19. An analysis result of an input voice is input, a syllable string composed of N optimum syllables controlled by an automaton representing a connection between syllables is obtained, and this optimum syllable string is input. Reference is made to a difference model describing the likelihood that a syllable string composed of syllables corresponds to a correct syllable string and a word dictionary describing a standard syllable string of words. Referring to a difference model applied word dictionary describing a syllable graph obtained by transforming a standard syllable string of the word dictionary based on the model description, searching for a word string candidate, and outputting a word string candidate. Claim 1.
5. The search method for continuous speech recognition according to 4.

20. An analysis result of an input speech is input, and an optimal syllable string composed of N syllables controlled by an automaton representing connection between syllables is obtained. A graph is created by transforming an optimal syllable string composed of N syllables based on the description of the difference model that describes the likelihood corresponding to the syllable string of the syllable string. 15. The search method for continuous speech recognition according to claim 14, wherein a candidate word string is searched for by referring to a word dictionary describing a syllable string, and the candidate word string is output.
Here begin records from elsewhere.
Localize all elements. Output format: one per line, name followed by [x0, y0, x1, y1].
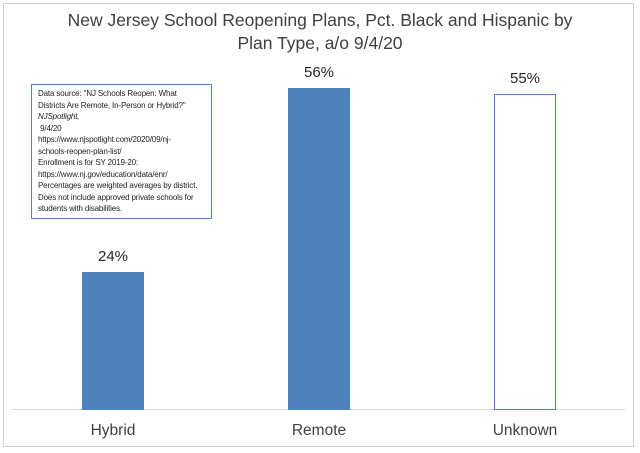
annotation-line: Districts Are Remote, In-Person or Hybri… [38, 100, 186, 110]
data-label-unknown: 55% [509, 70, 541, 87]
data-source-textbox: Data source: "NJ Schools Reopen: What Dis… [31, 84, 212, 219]
data-label-hybrid: 24% [97, 248, 129, 265]
annotation-line: Data source: "NJ Schools Reopen: What [38, 89, 177, 98]
bar-unknown [494, 94, 556, 410]
category-label-remote: Remote [291, 422, 347, 439]
annotation-line: NJSpotlight, [38, 112, 80, 121]
annotation-line: https://www.nj.gov/education/data/enr/ [38, 169, 168, 179]
bar-hybrid [82, 272, 144, 410]
chart-title: New Jersey School Reopening Plans, Pct. … [0, 9, 640, 55]
annotation-line: schools-reopen-plan-list/ [38, 146, 122, 156]
annotation-line: students with disabilities. [38, 204, 122, 213]
annotation-line: https://www.njspotlight.com/2020/09/nj- [38, 135, 171, 144]
chart-title-line-1: New Jersey School Reopening Plans, Pct. … [67, 10, 573, 30]
annotation-line: Percentages are weighted averages by dis… [38, 181, 198, 190]
bar-remote [288, 88, 350, 410]
data-label-remote: 56% [303, 64, 335, 81]
category-label-hybrid: Hybrid [90, 422, 136, 439]
annotation-line: Enrollment is for SY 2019-20: [38, 158, 139, 167]
chart-title-line-2: Plan Type, a/o 9/4/20 [237, 33, 403, 53]
annotation-line: Does not include approved private school… [38, 192, 194, 202]
category-label-unknown: Unknown [492, 422, 558, 439]
annotation-line: 9/4/20 [38, 123, 62, 133]
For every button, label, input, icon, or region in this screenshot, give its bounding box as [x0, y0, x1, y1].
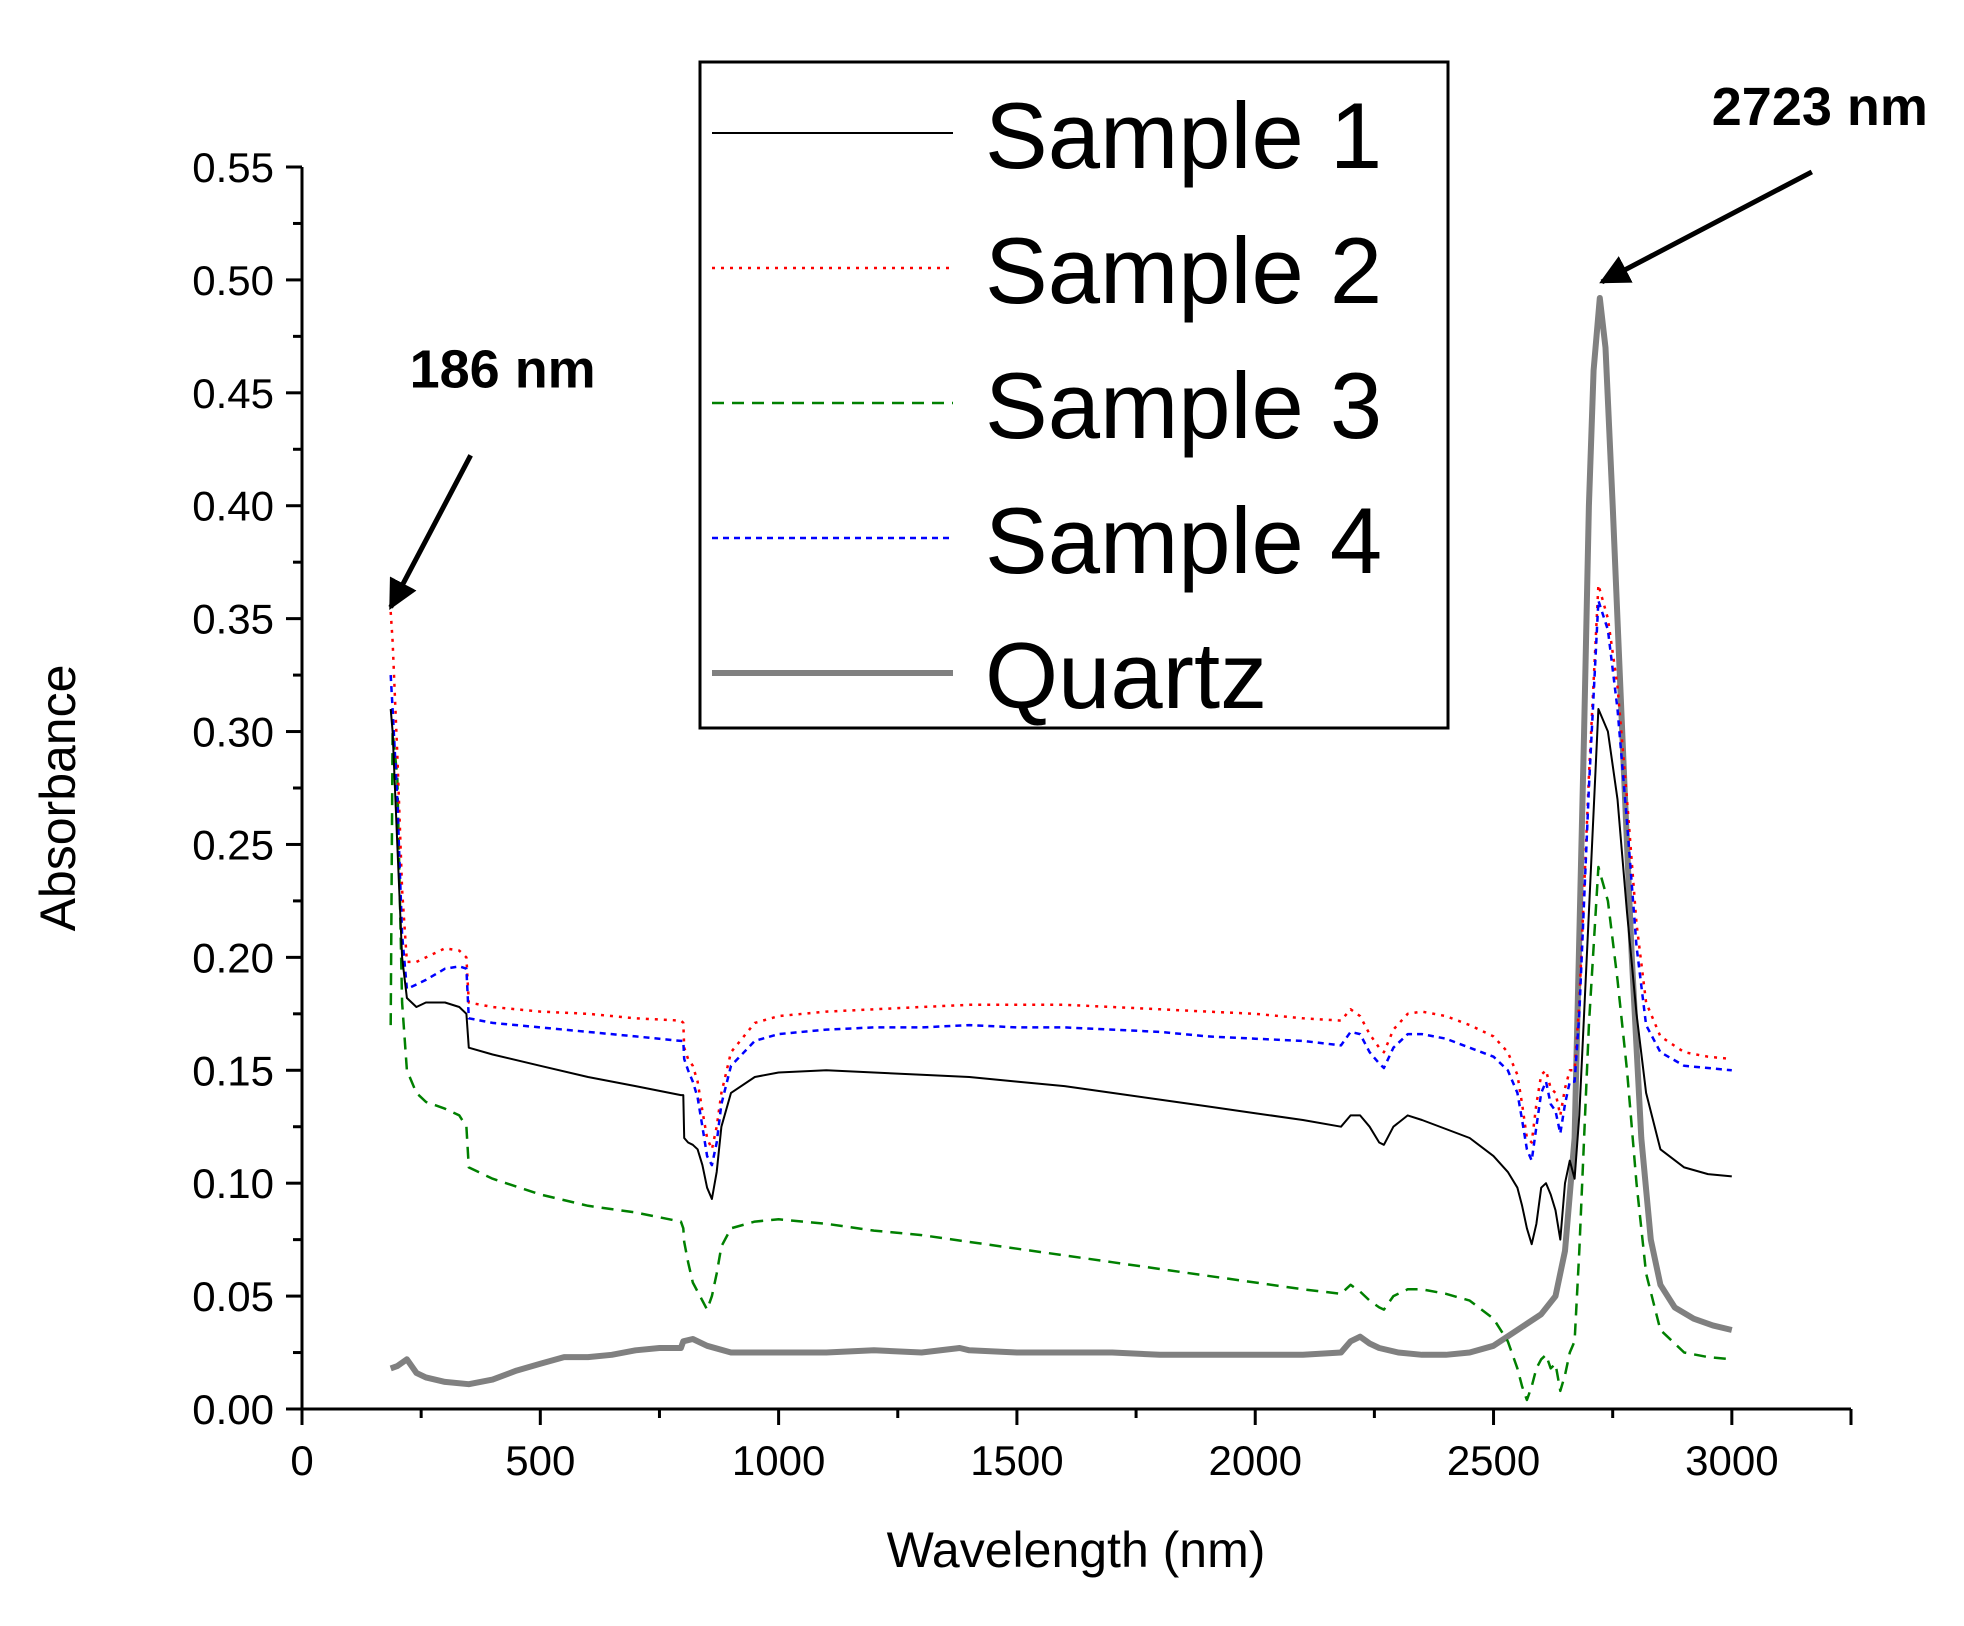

21. An analysis result of an input voice is inputted, an optimum word string controlled by an automaton representing a connection between words is obtained, and the optimum word string is converted into a syllable string, and the syllable string is a correct syllable string. And searching for a candidate word string and outputting a candidate word string by referring to a difference model describing the likelihood corresponding to the word and a word dictionary describing a standard syllable string of the word. 15. The search method for continuous speech recognition according to 14.

22. A difference model in which an analysis result of an input speech is input, an optimum word string controlled by an automaton representing a connection between words is obtained, and a likelihood that the optimum word string corresponds to a correct word string is described. 15. The search method for continuous speech recognition according to claim 14, further comprising: searching for a candidate word string and outputting the candidate word string with reference to the word dictionary describing the word.